On March 2nd, FDIC Chairman Sheila Bair made some remarkable statements in defense of the Insurance Corporation’s decision to raise fees and increase revenues. She said in a letter sent to the over 8,300 insured banks that, “Without substantial amounts of additional assessment revenue in the near future, current projections indicate that the fund balance will approach zero or even become negative.”
After talking with an Information Specialist at the FDIC, I learned some important facts about the agency that all taxpayers should find interesting. Exactly how quickly is the insurance fund being depleted you ask? At the start of 2008 the fund held $52.4 billion, which fell to just $34.6 billion by the end of the third quarter. And at the end of Q4 there was a mere $18.9 billion left in the coffers, so there seems to be good reason for Ms. Bair to worry. Even more troublesome is the projections for further drain on fund reserves.

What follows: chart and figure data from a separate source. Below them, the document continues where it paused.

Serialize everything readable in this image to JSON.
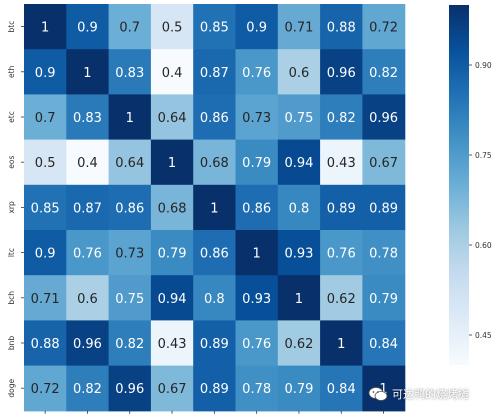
{
  "chart_data": {
    "type": "heatmap",
    "title": "",
    "xlabel": "",
    "ylabel": "",
    "x_categories": [
      "btc",
      "eth",
      "etc",
      "eos",
      "xrp",
      "ltc",
      "bch",
      "bnb",
      "doge"
    ],
    "y_categories": [
      "btc",
      "eth",
      "etc",
      "eos",
      "xrp",
      "ltc",
      "bch",
      "bnb",
      "doge"
    ],
    "values": [
      [
        1,
        0.9,
        0.7,
        0.5,
        0.85,
        0.9,
        0.71,
        0.88,
        0.72
      ],
      [
        0.9,
        1,
        0.83,
        0.4,
        0.87,
        0.76,
        0.6,
        0.96,
        0.82
      ],
      [
        0.7,
        0.83,
        1,
        0.64,
        0.86,
        0.73,
        0.75,
        0.82,
        0.96
      ],
      [
        0.5,
        0.4,
        0.64,
        1,
        0.68,
        0.79,
        0.94,
        0.43,
        0.67
      ],
      [
        0.85,
        0.87,
        0.86,
        0.68,
        1,
        0.86,
        0.8,
        0.89,
        0.89
      ],
      [
        0.9,
        0.76,
        0.73,
        0.79,
        0.86,
        1,
        0.93,
        0.76,
        0.78
      ],
      [
        0.71,
        0.6,
        0.75,
        0.94,
        0.8,
        0.93,
        1,
        0.62,
        0.79
      ],
      [
        0.88,
        0.96,
        0.82,
        0.43,
        0.89,
        0.76,
        0.62,
        1,
        0.84
      ],
      [
        0.72,
        0.82,
        0.96,
        0.67,
        0.89,
        0.78,
        0.79,
        0.84,
        1
      ]
    ],
    "colorscale": "Blues",
    "value_range": [
      0.4,
      1
    ],
    "colorbar_ticks": [
      0.45,
      0.6,
      0.75,
      0.9
    ],
    "colorbar_tick_labels": [
      "0.45",
      "0.60",
      "0.75",
      "0.90"
    ],
    "annotations": true,
    "grid": false
  },
  "watermark": {
    "text": "可达鸭的烧烤摊"
  }
}
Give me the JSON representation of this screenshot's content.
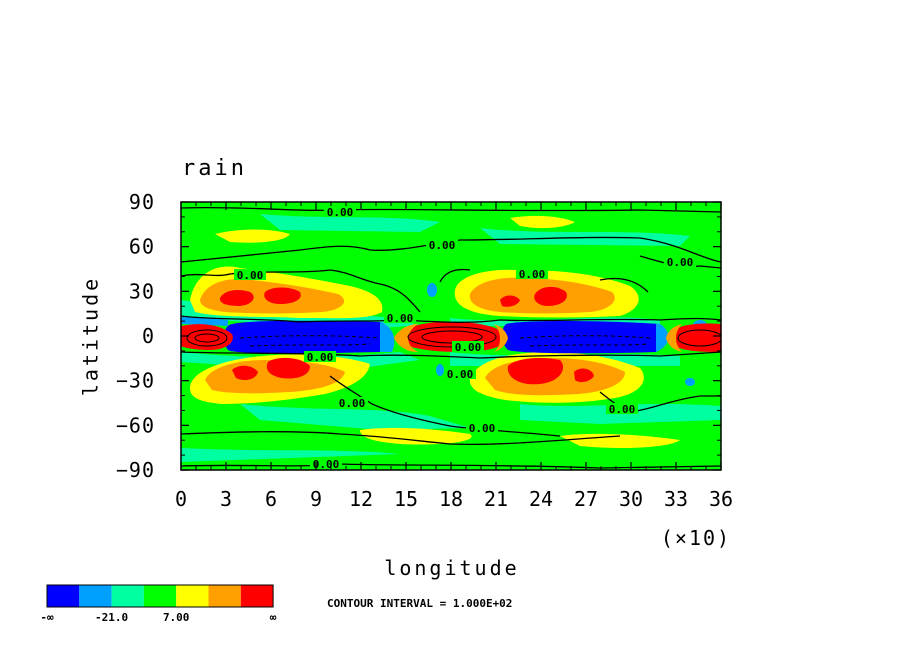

The FDIC itself predicts there will be an additional $65 billion in losses through the year 2013.
The most interesting part of my conversation with the FDIC came when I heard confirmation of my worst fear about where the assets held in the insurance fund are kept: the vast majority of the Deposit Fund’s assets are held in U.S. Treasuries. This is extra puzzling when you see the next quote from the Chairman, “Some have suggested that we should turn to the taxpayers for funding. But banks not taxpayers are expected to fund the system…” Now I’m really confused. She doesn’t want the taxpayer stuck with funding the FDIC, yet nearly all of the reserves are held in Treasuries?
Since the insurance which backstops all eligible bank deposits are primarily invested in Treasuries, is there much difference between the FDIC insurance fund and the Social Security and Medicare funds? No. In fact, they are essentially the same. It would be far less egregious if the fund bought Treasuries in the secondary or even primary market. But, according to a Senior Consumer Affairs specialist at the FDIC, U.S. debt purchases are transacted solely and directly with the Treasury Department and not done at auction—directly funding the expenditures of the government so Ms. Bair should understand that taxpayers are already on the hook for bailing out the insurance fund. Any drain on FDIC reserves starting from dollar number one is met by sales of Treasuries, which are a direct obligation upon the U.S. taxpayer.
That impugns the very existence of the FDIC Deposit Insurance “trust fund.” The Bair truth is: there is no fund, only the system of IOUs which backs the entitlement programs. It turns out Congress, via the Treasury, has found yet another “unused” pool of money to pour into the budget each year. Collecting more fees to feed another wealth redistribution arm of government bureaucracy won’t solve anything.